Coming off another highly successful PMA convention in New Orleans and with the association sure to succeed this year under the joint stewardship of Cathy Burns as chief executive and Jin Ju Wilder of LA and SF Specialty as chairman of the board, it is worth considering what the future for this incredible industry resource is likely to be.
PMA is unique in a way unlikely to survive industry changes. It was brought back from near bankruptcy on the strength of a simple insight: Create an association where the buyers felt at home and the vendors would follow. Thus developed a vertically integrated association unlike any produce association in the world.
In most of the world, there are grower/shipper/marketer groups and retail groups; even when there is nominal retail membership in the vendor group, those buyers don’t drive the agenda.
PMA was different. It entered its flourishing period at a time when regional, often family-owned, chains dominated the landscape, and produce directors or vice presidents, deeply committed both personally and professionally to the industry, dominated the board and drove the agenda and, thus, the industry.
Names like Harold Alston of Stop & Shop, Tony Misasi of Grand Union, Bob DiPiazza at Dominick’s and Dick Spezzano at Vons were the heart and soul of the association, and their collective procurement heft, coupled with their acknowledged dedication to the produce industry, let them create an agenda that led to the most successful produce association in the world.
Things have changed. PMA once had a rule the majority of the board had to be from the buy-side. On the new board, there are 33 people. Of those, not one officer is from the retail or foodservice side. In the old days, the majority-buyer rule would have called for at least 11 more buy-side executives on the board.

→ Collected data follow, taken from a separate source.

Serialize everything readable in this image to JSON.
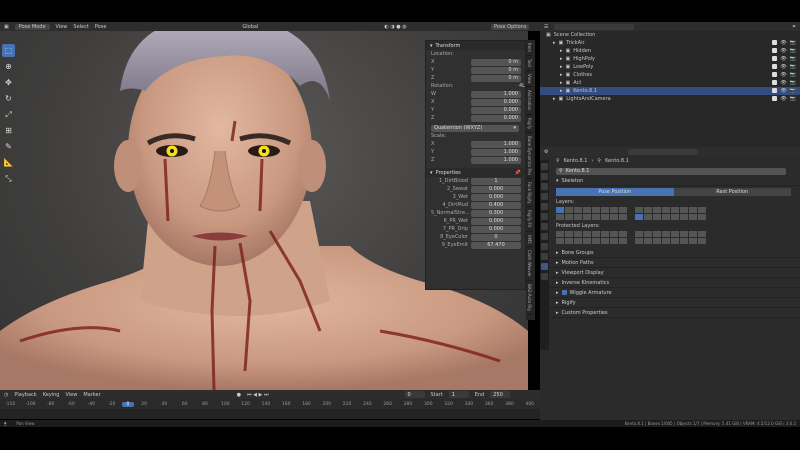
{
  "viewport_header": {
    "mode": "Pose Mode",
    "menus": [
      "View",
      "Select",
      "Pose"
    ],
    "orientation": "Global",
    "pose_options": "Pose Options"
  },
  "npanel": {
    "transform_title": "Transform",
    "location_label": "Location:",
    "location": [
      {
        "axis": "X",
        "value": "0 m"
      },
      {
        "axis": "Y",
        "value": "0 m"
      },
      {
        "axis": "Z",
        "value": "0 m"
      }
    ],
    "rotation_label": "Rotation:",
    "rotation_mode_tag": "4L",
    "rotation": [
      {
        "axis": "W",
        "value": "1.000"
      },
      {
        "axis": "X",
        "value": "0.000"
      },
      {
        "axis": "Y",
        "value": "0.000"
      },
      {
        "axis": "Z",
        "value": "0.000"
      }
    ],
    "rotation_mode": "Quaternion (WXYZ)",
    "scale_label": "Scale:",
    "scale": [
      {
        "axis": "X",
        "value": "1.000"
      },
      {
        "axis": "Y",
        "value": "1.000"
      },
      {
        "axis": "Z",
        "value": "1.000"
      }
    ],
    "properties_title": "Properties",
    "properties": [
      {
        "name": "1_DirtBlood",
        "value": "1"
      },
      {
        "name": "2_Sweat",
        "value": "0.000"
      },
      {
        "name": "3_Wet",
        "value": "0.000"
      },
      {
        "name": "4_DirtMud",
        "value": "0.400"
      },
      {
        "name": "5_NormalStre...",
        "value": "0.300"
      },
      {
        "name": "6_PR_Wet",
        "value": "0.000"
      },
      {
        "name": "7_PR_Drip",
        "value": "0.000"
      },
      {
        "name": "8_EyeColor",
        "value": "0"
      },
      {
        "name": "9_EyeEmit",
        "value": "67.470"
      }
    ]
  },
  "side_tabs": [
    "Item",
    "Tool",
    "View",
    "Animation",
    "Rigify",
    "Bone Dynamics Pro",
    "Face Rigify",
    "Rigify Fit",
    "KM5",
    "Cloth Weaver",
    "BAD Auto Rig"
  ],
  "outliner": {
    "title": "Scene Collection",
    "rows": [
      {
        "label": "TrickAir",
        "indent": 1,
        "selected": false
      },
      {
        "label": "Hidden",
        "indent": 2,
        "selected": false
      },
      {
        "label": "HighPoly",
        "indent": 2,
        "selected": false
      },
      {
        "label": "LowPoly",
        "indent": 2,
        "selected": false
      },
      {
        "label": "Clothes",
        "indent": 2,
        "selected": false
      },
      {
        "label": "Act",
        "indent": 2,
        "selected": false
      },
      {
        "label": "Kento.8.1",
        "indent": 2,
        "selected": true
      },
      {
        "label": "LightsAndCamera",
        "indent": 1,
        "selected": false
      }
    ]
  },
  "properties_editor": {
    "breadcrumb_obj": "Kento.8.1",
    "breadcrumb_arm": "Kento.8.1",
    "armature_name": "Kento.8.1",
    "skeleton_title": "Skeleton",
    "pose_position": "Pose Position",
    "rest_position": "Rest Position",
    "layers_label": "Layers:",
    "protected_layers_label": "Protected Layers:",
    "sections": [
      "Bone Groups",
      "Motion Paths",
      "Viewport Display",
      "Inverse Kinematics",
      "Wiggle Armature",
      "Rigify",
      "Custom Properties"
    ]
  },
  "timeline": {
    "menus": [
      "Playback",
      "Keying",
      "View",
      "Marker"
    ],
    "current_frame": "0",
    "start_label": "Start",
    "start": "1",
    "end_label": "End",
    "end": "250",
    "ruler": [
      "-110",
      "-100",
      "-80",
      "-60",
      "-40",
      "-20",
      "0",
      "20",
      "40",
      "60",
      "80",
      "100",
      "120",
      "140",
      "160",
      "180",
      "200",
      "220",
      "240",
      "260",
      "280",
      "300",
      "320",
      "340",
      "360",
      "380",
      "400"
    ]
  },
  "statusbar": {
    "hint": "Pan View",
    "stats": "Kento.8.1 | Bones 1/005 | Objects 1/7 | Memory: 5.41 GiB | VRAM: 4.5/12.0 GiB | 3.6.2"
  },
  "colors": {
    "accent": "#4772b3",
    "panel_bg": "#303030",
    "eye": "#f2e21a"
  }
}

But we are unlikely to see people like that or an institution driven in that way again for several reasons:
First, individuals growing up in retail today, though in many ways more sophisticated than giants of yore, are not really produce people. They go to better schools, have more degrees and credentials, but as the fresh component of food retailing has grown in importance, it has led retailers to adopt policies that time spent in produce and perishables is a wise career investment.

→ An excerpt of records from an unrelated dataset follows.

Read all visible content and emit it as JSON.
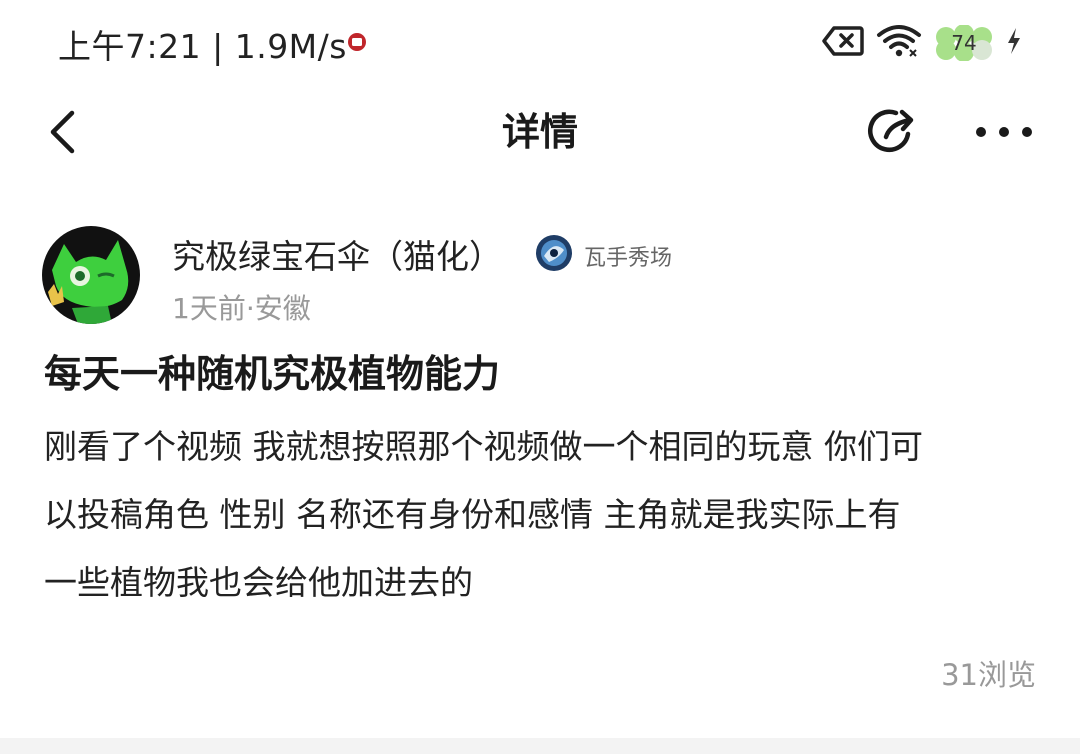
{
  "status_bar": {
    "time_speed": "上午7:21 | 1.9M/s",
    "battery": "74"
  },
  "header": {
    "title": "详情"
  },
  "post": {
    "author_name": "究极绿宝石伞（猫化）",
    "badge": "瓦手秀场",
    "meta": "1天前·安徽",
    "title": "每天一种随机究极植物能力",
    "body_lines": [
      "刚看了个视频 我就想按照那个视频做一个相同的玩意 你们可",
      "以投稿角色 性别 名称还有身份和感情 主角就是我实际上有",
      "一些植物我也会给他加进去的"
    ],
    "views": "31浏览"
  },
  "colors": {
    "text_primary": "#1a1a1a",
    "text_secondary": "#999999",
    "battery_fill": "#a8e08a",
    "avatar_bg": "#111111",
    "avatar_green": "#3ecf3e"
  }
}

It used to be that grocery chief executives came up through grocery, accounting or, once in a while, front-end. There was almost never a supermarket chief executive who had much experience with produce. Soon experience with produce or, at least, a perishable department, will be much more common.
Many of today’s generation — and there are exceptions, with Dave Corsi coming to mind — enter the business in their 20’s and expect to do a few years in produce and then are thrilled to be offered a raise and promotion to handle the frozen food category.
This doesn’t mean these young executives will run the department poorly; it means they will run them differently. Instead of relying on their personal knowledge, they will rely on data.
Fortunately, we have better data, with more and better tools to analyze it. It is possible subjecting decisions to this data-driven world results in better decision-making than relying on one’s gut.
But even if produce departments thrive at retail, it is hard to see these executives being motivated to guide a trade association.
Second, even if these individuals wanted to do the job, structural changes in the industry may well make it impossible. People like Alston, Misasi, Spezzano and DiPiazza could all serve on the board because they didn’t compete. As a result, they could share quite freely and didn’t have much worry about anti-trust concerns.
But today, the chains everyone wants to sell are national concepts, Aldi, Lidl, Dollar General, Whole Foods, Amazon Fresh, Costco, Wal-Mart, Trader Joe’s. Even Kroger is now in 34 states.
There was a time the A&P company, having been attacked for alleged antitrust violation, declined trade association participation.
Today, with cell phone cameras ubiquitous, is Lidl really going to risk having its executives in a venue where they could be perceived as fixing prices with their industry colleagues from Aldi? Even assuming everyone is an angel, the optics are terrible.
The need to rotate people through different retail departments, coupled with national chains’ growth, lead to a world where we can’t expect retailers to engage in leadership as much as before.
Is this a problem? Some would say no. They have always questioned why retailers should have such influence in an association paid for by producers. This is part of the issue that led to merger talks between United and PMA over the years.
But we would say yes. Here is the dirty little secret: The produce industry is to a not-insignificant degree a retail creation. A papaya grower in Hawaii and a potato grower in Maine are mainly united by the fact both of their products are sold in the produce department. And only the influence of buy-side customers can lead to the kind of industry unity that makes PLUs and standardization likely.
An industry association not driven by the buying end will find consensus on priorities and methods more difficult to obtain.
This may be better, or it may be worse, but it is most certainly a sea change in industry organization.